The second building was also sold to a single owner-occupier, but that buyer has configured the 39,000 square feet into seven units, some of which could be leased.
Industrial lease rates in West Kelowna are around $12 to $13 per square foot, but they can spike to $17 per square foot in Kelowna, where a strata project sold out last year at $290 a square foot.
Denciti Development recognized the need to develop in Kelowna after seeing businesses driven out of the Metro Vancouver market by low vacancy rates and high prices, according to company principal Garry Fawley, a 40-year veteran of the development industry.
West Kelowna Industrial Park sits on one of the last large plots of freehold land left to be developed in West Kelowna, he said.
The West Kelowna Industrial Park, which covers 10.3 acres, includes two more phases. Future phases of the development will be able to accommodate medium to large uses of up to 200,000 square feet.
“There has been pent-up demand because this is the first new project in the area in seven years and we have strong interest in the remaining phases,” said Fawley. “Kelowna has roughly only 80,000 square feet of vacant industrial space for the entire market available.”
Land values changing
Kelowna industrial land has been about a third the cost of that in Metro Vancouver, but that is changing. Laursen said industrial sites in Kelowna proper are selling for $1.4 million an acre. With West Kelowna virtually out of freehold land (as opposed to First Nations leased land), he forecast future industrial expansion would be near the airport and north towards Vernon. Some older manufacturing plants in the northern zone are now being sold for redevelopment, and industrial land prices are in the $550,000-per-acre range.
A shut-down glass manufacturing plant covering 450,000 square feet is being repositioned for modern industrial development, he noted.
Much of Kelowna’s industrial demand is driven by distribution space, the cannabis industry – which usually buys rather than leases space – and small to mid-size businesses, Laursen said.

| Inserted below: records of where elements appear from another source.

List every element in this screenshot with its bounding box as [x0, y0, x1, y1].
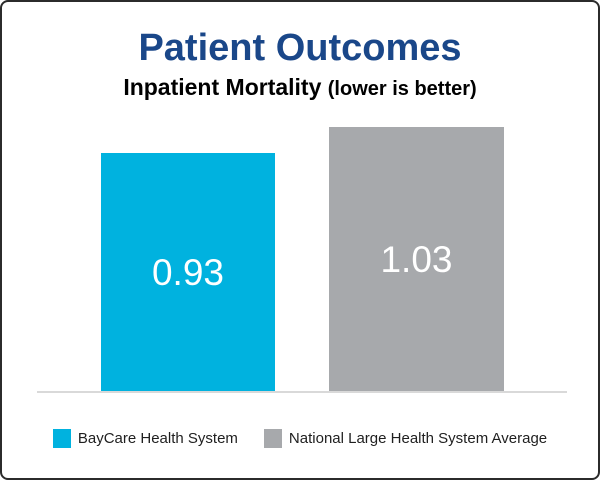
- chart-title: Patient Outcomes: [138, 27, 462, 69]
- legend-label-baycare: BayCare Health System: [77, 430, 238, 447]
- x-axis-baseline: [37, 391, 567, 393]
- chart-subtitle: Inpatient Mortality (lower is better): [2, 74, 598, 100]
- legend-swatch-national-average: [263, 429, 282, 448]
- bar-value-label-national-average: 1.03: [380, 238, 453, 280]
- chart-subtitle-note: (lower is better): [327, 78, 477, 100]
- legend-swatch-baycare: [52, 429, 71, 448]
- legend-label-national-average: National Large Health System Average: [288, 430, 548, 447]
- bar-baycare: 0.93: [101, 153, 275, 391]
- chart-subtitle-main: Inpatient Mortality: [123, 74, 328, 100]
- legend-item-baycare: BayCare Health System: [52, 429, 238, 448]
- legend: BayCare Health System National Large Hea…: [2, 429, 598, 448]
- bar-value-label-baycare: 0.93: [151, 251, 224, 293]
- legend-item-national-average: National Large Health System Average: [263, 429, 548, 448]
- bar-national-average: 1.03: [329, 127, 504, 391]
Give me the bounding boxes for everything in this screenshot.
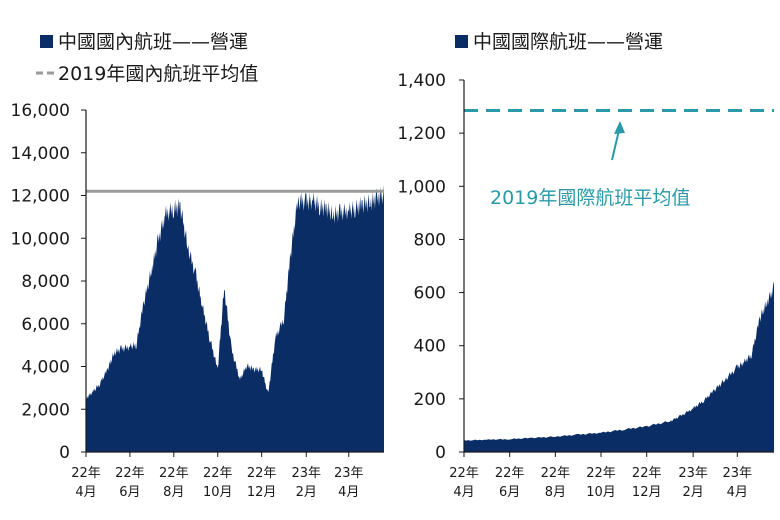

According to a third-quarter 2019 industrial survey by Colliers International, Kelowna has 10.9 million square feet of industrial space and less than 37,000 square feet, or 0.4 per cent, is vacant. Colliers found about 210,000 square feet under construction, the largest being a 65,000-square-foot complex by Vancouver-based IntraUrban Enterprise.
Vernon, about a half-hour drive north of Kelowna, has 12.5 million square feet of industrial space with a 0.5 per cent vacancy rate, according to Colliers, and the average lease rate is $12.55 per square foot. There is nothing under construction, though 205,000 square feet was completed in Vernon last year.
Kamloops residential boom
Kamloops, which is closer to Vancouver than Kelowna, saw $1.55 million worth of industrial building permits issued last year, but that was dwarfed by the record-setting $288.3 million in total permits.
It is residential construction and a new hospital project, not industrial, that are driving development in the city.
Kamloops boasts more than 120 fabrication and manufacturing companies, but in a 2018 report the city suggested a shortage of industrial land was persuading some companies to relocate to Kelowna.